Ceux qui avaient choisi Spalletti ne sont presque plus là
Lors de son arrivée en octobre 2025, Damien Comolli avait insisté sur une décision collective. Lui-même, François Modesto, Giorgio Chiellini et la propriété avaient identifié Spalletti « à l’unanimité » comme le profil idéal. Ce point est essentiel : le technicien n’a jamais été uniquement « l’homme de Chiellini ». En revanche, l’ancien défenseur fut bien l’un de ses principaux soutiens internes. En avril, lorsque la Juventus a prolongé Spalletti jusqu’en 2028, La Gazzetta dello Sport le présentait même comme son « premier sponsor », tandis que John Elkann avait lui aussi fortement poussé pour sécuriser l’entraîneur.
Deux mois plus tard, le décor a presque entièrement changé. Comolli a quitté le club le 12 juin et Giovanni Carnevali a pris les fonctions d’administrateur délégué et directeur général. Frederic Massara a ensuite été nommé Chief Football Officer, avec la responsabilité de diriger le secteur sportif masculin, tandis que Modesto a quitté la Juventus en juillet. Chiellini, lui, est passé de Director of Football Strategy à Chief Club Affairs Officer, un poste davantage consacré aux institutions, aux relations stratégiques et à la représentation du club.
Ce changement de Chiellini nourrit désormais les interprétations. Ivan Zazzaroni écrit dans le Corriere dello Sport qu’« on dit » que son récent « redimensionnement » serait lié au fait qu’il avait fortement poussé pour la prolongation de Spalletti. L’emploi même de cette formule impose la prudence : ce n’est pas un fait établi par le club. La Juventus présente officiellement son nouveau rôle comme une autre fonction stratégique, et non comme une sanction. Mais la rumeur trouve un terrain favorable parce qu’au printemps encore, Chiellini apparaissait comme l’un des relais les plus solides de Spalletti au moment où ses relations avec Comolli s’étaient fortement refroidies.
Carnevali le protège, mais l’équilibre politique a changé
Le paradoxe est là. Carnevali n’a pas choisi Spalletti en octobre et n’était pas non plus à la tête du club lors de sa prolongation d’avril. Pourtant, il doit aujourd’hui porter le projet de cet entraîneur.

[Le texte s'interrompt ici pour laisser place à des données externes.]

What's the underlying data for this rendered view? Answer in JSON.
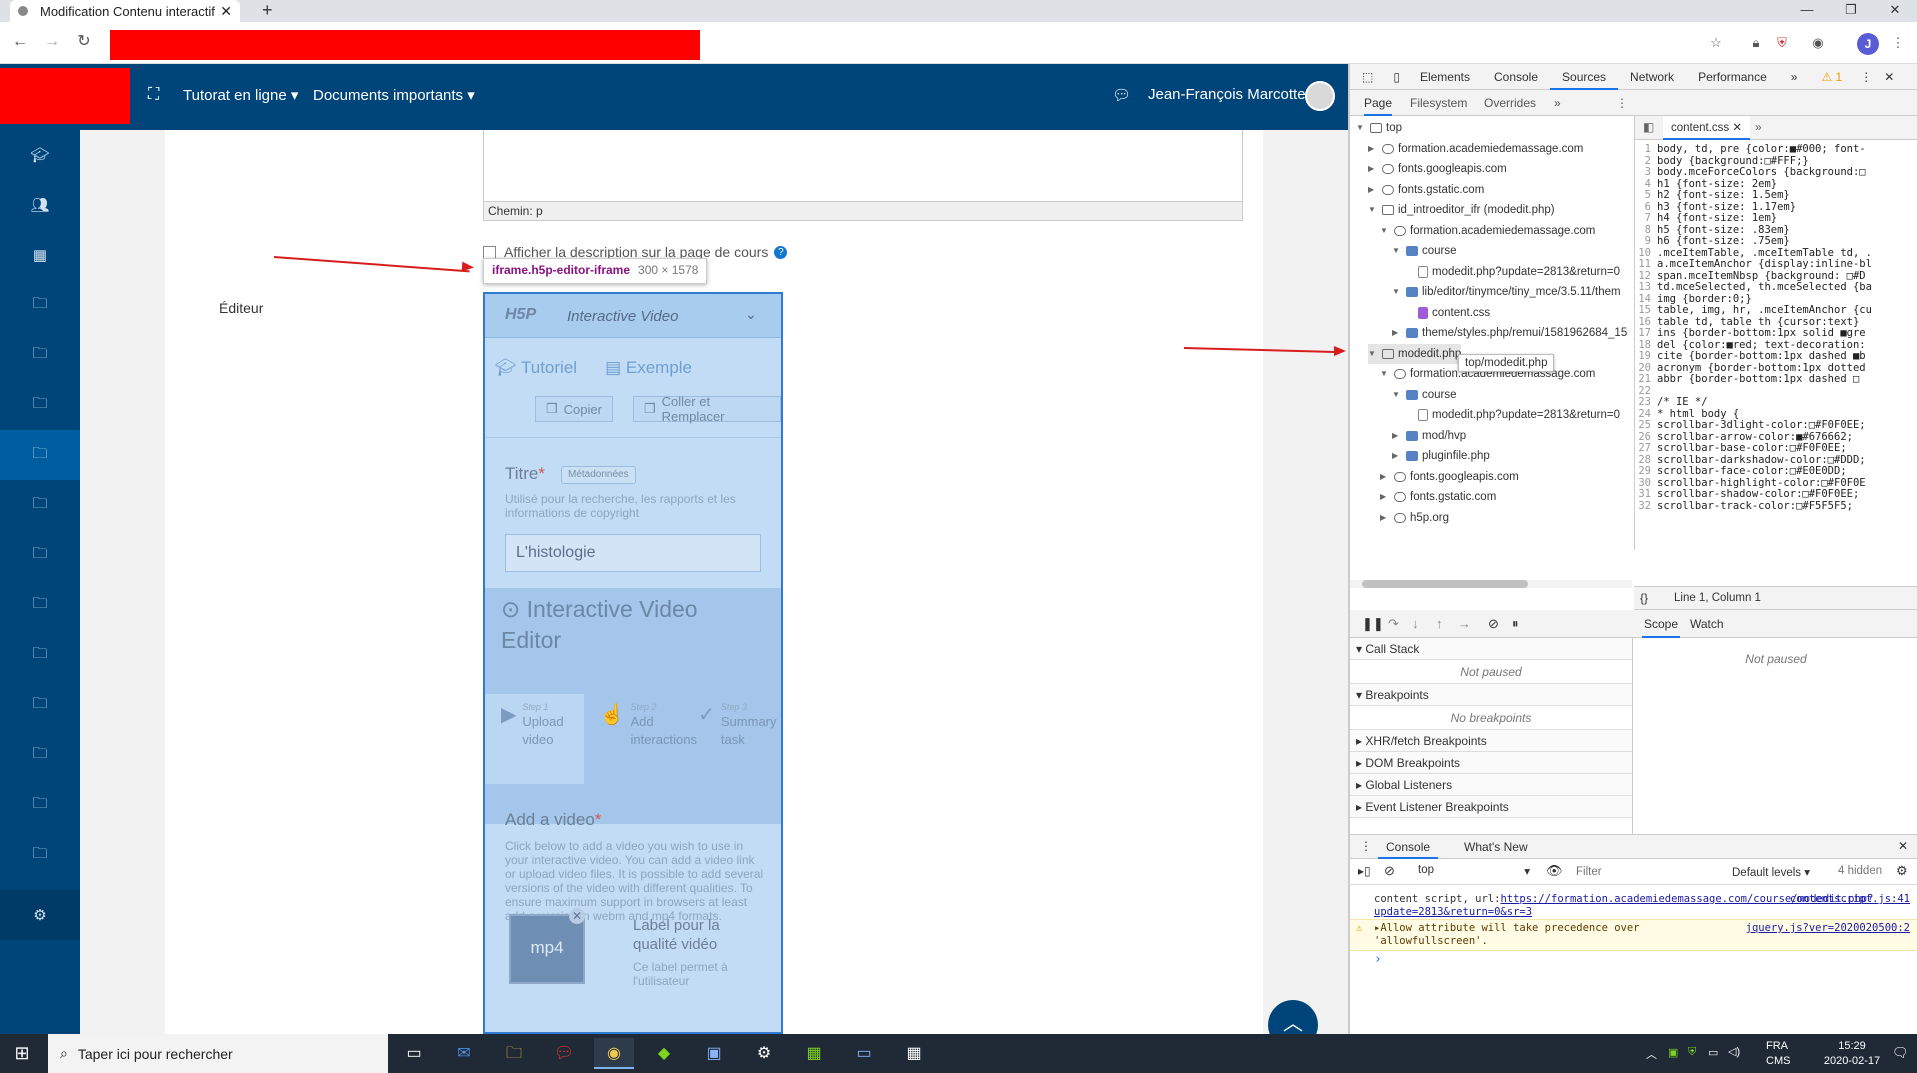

Son discours après Sassuolo a été sans ambiguïté : il veut « programmer et construire », réclame du temps et assure que changer de technicien n’est pas dans son esprit. Cela ressemble davantage à une reprise en main du dossier qu’à une prise de distance.
Mais la première défaite de la saison a suffi pour que d’autres ombres réapparaissent. Zazzaroni évoque notamment de nouveau Antonio Conte autour de Turin, tout en reconnaissant qu’un retour de cette importance dépendrait directement de la propriété et non de Carnevali seul. Il ne s’agit donc pas d’une succession programmée. Le simple fait que le nom de Conte recommence à circuler montre néanmoins que Spalletti n’évolue plus dans le même environnement politique qu’au moment de son renouvellement.
Spalletti n’est donc pas exactement l’entraîneur d’une Juventus qui ne l’a jamais choisi : Elkann et la propriété avaient validé son arrivée puis son maintien. Mais il est devenu l’entraîneur d’une Juventus dont les hommes, les responsabilités et les circuits de décision ont profondément changé après sa prolongation. Voilà peut-être la vraie fragilité du moment. Ses résultats décideront évidemment de son avenir, mais ils seront désormais jugés par une direction qui a hérité de lui plutôt que par celle qui avait construit son pouvoir. Et lorsque les résultats commencent à vaciller, cette différence cesse rapidement d’être anecdotique.